RE: Triggering Language: You are just wrong here about so many things here. Even if he didn’t intend to write a YA novel, the story flow, the (non-triggering) language, the characteristics, all fit the genre. In fact, the main factor that makes a book a YA novel is that one of the main characters has to be a teenager. It would be better to boast about it being a YA novel since it was so daring in some of the subject matter that was covered (including the alcoholism, masturbation, poverty, and racism) from such a frank point of view, since so many novels write about teens as if they can not comprehend these things and focus instead on drama and backstabbing. Again, I said that I enjoyed the book. That doesn’t mean that I shouldn’t critique what I thought deserved it, or that the book as a whole was above criticism. That doesn’t mean that any of us should ignore problematic themes, just as you did.
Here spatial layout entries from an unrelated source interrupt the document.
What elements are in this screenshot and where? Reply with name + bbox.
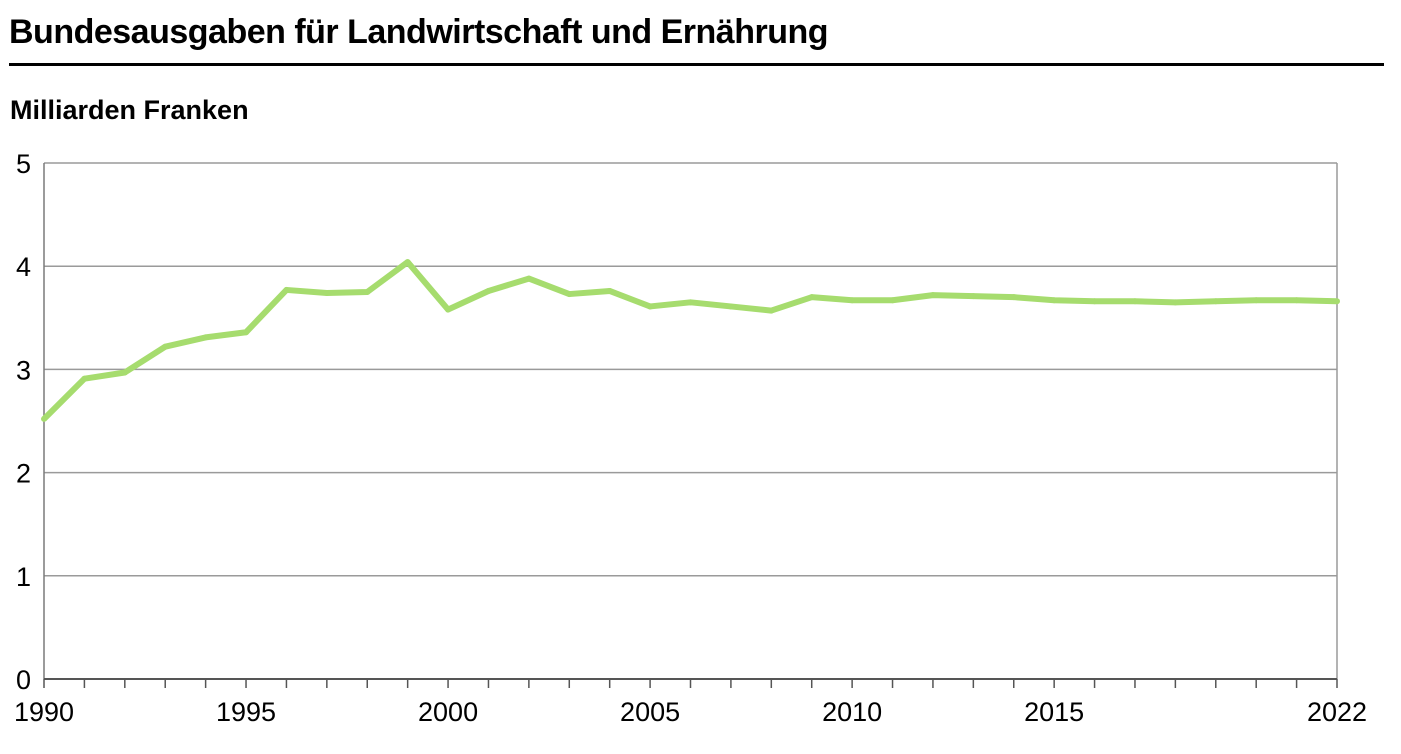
data-point (323, 290, 330, 297)
data-point (364, 289, 371, 295)
series-line (41, 259, 1338, 422)
data-point (1334, 298, 1340, 305)
data-point (445, 306, 452, 313)
gridlines (44, 162, 1337, 577)
x-tick-label: 2022 (1307, 697, 1367, 727)
data-point (1131, 298, 1138, 305)
data-point (1010, 294, 1017, 301)
data-point (1091, 298, 1098, 305)
data-point (647, 303, 654, 310)
data-point (1293, 297, 1300, 304)
y-tick-label: 4 (16, 252, 31, 282)
data-point (121, 369, 128, 376)
y-axis-unit-label: Milliarden Franken (10, 95, 249, 125)
data-point (808, 294, 815, 301)
x-tick-label: 2010 (822, 697, 882, 727)
data-point (1212, 298, 1219, 305)
data-point (243, 329, 250, 336)
data-point (889, 297, 896, 304)
y-tick-label: 0 (16, 665, 31, 695)
title-rule (9, 63, 1384, 66)
y-tick-label: 1 (16, 562, 31, 592)
data-point (404, 259, 411, 266)
series-layer (41, 259, 1340, 422)
data-point (202, 334, 209, 341)
data-point (727, 303, 734, 310)
y-tick-label: 2 (16, 459, 31, 489)
data-point (606, 287, 613, 294)
data-point (41, 415, 47, 422)
x-tick-label: 2005 (620, 697, 680, 727)
y-tick-label: 5 (16, 149, 31, 179)
data-point (849, 297, 856, 304)
x-tick-label: 1990 (14, 697, 74, 727)
data-point (566, 291, 573, 298)
data-point (1051, 297, 1058, 304)
data-point (162, 343, 169, 350)
data-point (768, 307, 775, 314)
axes (43, 163, 1338, 688)
data-point (929, 292, 936, 299)
data-point (525, 275, 532, 282)
x-tick-label: 2000 (418, 697, 478, 727)
y-tick-label: 3 (16, 355, 31, 385)
chart-title: Bundesausgaben für Landwirtschaft und Er… (9, 13, 829, 51)
data-point (1253, 297, 1260, 304)
data-point (970, 293, 977, 300)
x-tick-label: 2015 (1024, 697, 1084, 727)
data-point (1172, 299, 1179, 306)
data-point (81, 375, 88, 382)
data-point (687, 299, 694, 306)
data-point (283, 286, 290, 293)
tick-labels: 0 1 2 3 4 5 1990 1995 2000 2005 2010 2015 2022 (14, 149, 1367, 727)
x-tick-label: 1995 (216, 697, 276, 727)
data-point (485, 287, 492, 294)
In the matter of triggering language, I simply welcomed readers to make their own opinions (as you clearly have) after reading for themselves, because no one person can determine what will trigger another person, and I hope every reader walks away from this book with something. You don’t need every triggering word to be authentic. Like I already said, some of them were well used, and some I am not sure of, still. Other readers will be more tolerant of such things, I am sure.
I get the idea that you think I am implying teen censorship of this book. I take exception to that, because I don’t believe you know me well enough to insert that opinion of me into a post where I neither said nor implied it, directly or otherwise. In none of my reviews, even about books I do not like, have I ever said I advocate for keeping teens from reading something. Quite the contrary. I might recommend reading more of my writing, on YA fiction, pop-culture, and parenting as a whole, before you pass judgment on me and what I think about teens (or children overall) and their ability to comprehend deep and complex issues.
Ouyang Dan: I just finished the book. What really struck me about the pejorative language in the dialogue of this book was, as you note above, its authenticity. Most of it rang true, fit into the story, and (in many cases) was called out either explicitly or implicitly. The uses of “retard” were context-appropriate, to me: people with neurological disabilities are bullied in exactly that way, and I think that it’s not for me to try to take that word away from them when describing their experiences. I actually didn’t notice the word “pussy” (could it have been edited in the Australian edition, or did I just not notice?), but there were a couple of homophobic slurs. There was also a pretty brief mention of the protagonist’s grandmothers comments about homophobia and tolerance, contrasted with Sherman’s current generation; so I felt that that was at least somewhat contextualised also.
The authenticity and context of the language in this book stood in sharp contrast, for me, with a whole lot of other YA books I’ve been reading lately, where the author just seems to sprinkle “lame” and “retard” randomly into teen dialogue in an apparent attempt to make it sound like it’s coming from actual teens. This is driving me up the wall and I really wish there was some effective way to get through to YA authors as a group that this flawed dialogue authentication strategy is not necessary, and is an active turn-off for many readers.
Going back to your original comments about the protagonist’s disability being just there, intersecting with the other issues in the book, but making him neither pure supercrip nor pitiable-crip or any other stereotype, just part of his life: yes yes yes! I LOVED that about this book. The terrific cartoon illustrations deserve an honourable mention, too.